I just love that commercial for back to school supplies that comes on this time of year where the parents are skipping through the store and the kids look like they’re about to be sick. I can’t help but laugh out loud every time I see it. No doubt because I too am filled with excitment when I think about returning to the structure of the school schedule. No more shuttling kids back and forth from camp or the various playdates that have to be carefully orchestrated to fill up the last days of summer when there’s no more camp and working parents are left scrambling.
For most of us school begins this week or next and so too begins earlier bed times, giving us an opportunity to get re-aquainted with our spouses or to have a little time to ourselves again. I encourage all parents to enjoy this short lived period before the newness wears off and you’re once again at school twice a week for orientations and monitoring homework every night.

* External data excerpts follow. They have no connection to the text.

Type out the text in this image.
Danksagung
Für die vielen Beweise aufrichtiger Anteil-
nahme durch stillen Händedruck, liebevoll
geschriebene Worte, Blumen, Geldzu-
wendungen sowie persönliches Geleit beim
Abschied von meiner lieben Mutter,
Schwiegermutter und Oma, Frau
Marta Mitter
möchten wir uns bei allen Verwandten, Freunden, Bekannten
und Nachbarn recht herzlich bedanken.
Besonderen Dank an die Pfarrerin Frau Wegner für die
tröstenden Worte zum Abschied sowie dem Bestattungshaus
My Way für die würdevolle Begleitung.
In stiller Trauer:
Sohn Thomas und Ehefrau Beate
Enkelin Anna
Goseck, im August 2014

I would also remind parents that many children find returning to school, especially a new school, a very daunting experience. The academic and social pressures that children face today are very real. While there have always been bullies and peer pressure, those challenges have never been compounded by the media and technology in the form of cell phones, the internet, twitter, myspace etc. as they are today. The barrage of information that is pushed at our youth makes the notion of raising “well adjusted” children no small task. However, a tip that may help the process along is to place your social and academic expectations of your children in the wider context of their social and educational experience. That will require that you know who their friends are, that you check in with their teachers regularly and that you pay attention to their extra curricular activities and whether or not they have too many of them! When you have a true understanding of your child’s experience then you can set appropriate expectations and boundaries that will help you both in your adjustment process.
The “back to school” period is more than buying school supplies and new clothes. It’s also an opportunity to check in with your children, to attune yourself to their goals as well as their fears about the upcoming year. Doing so will not only boost their confidence about what their upcoming school year will bring, but it may also boost their confidence about their relationship with you!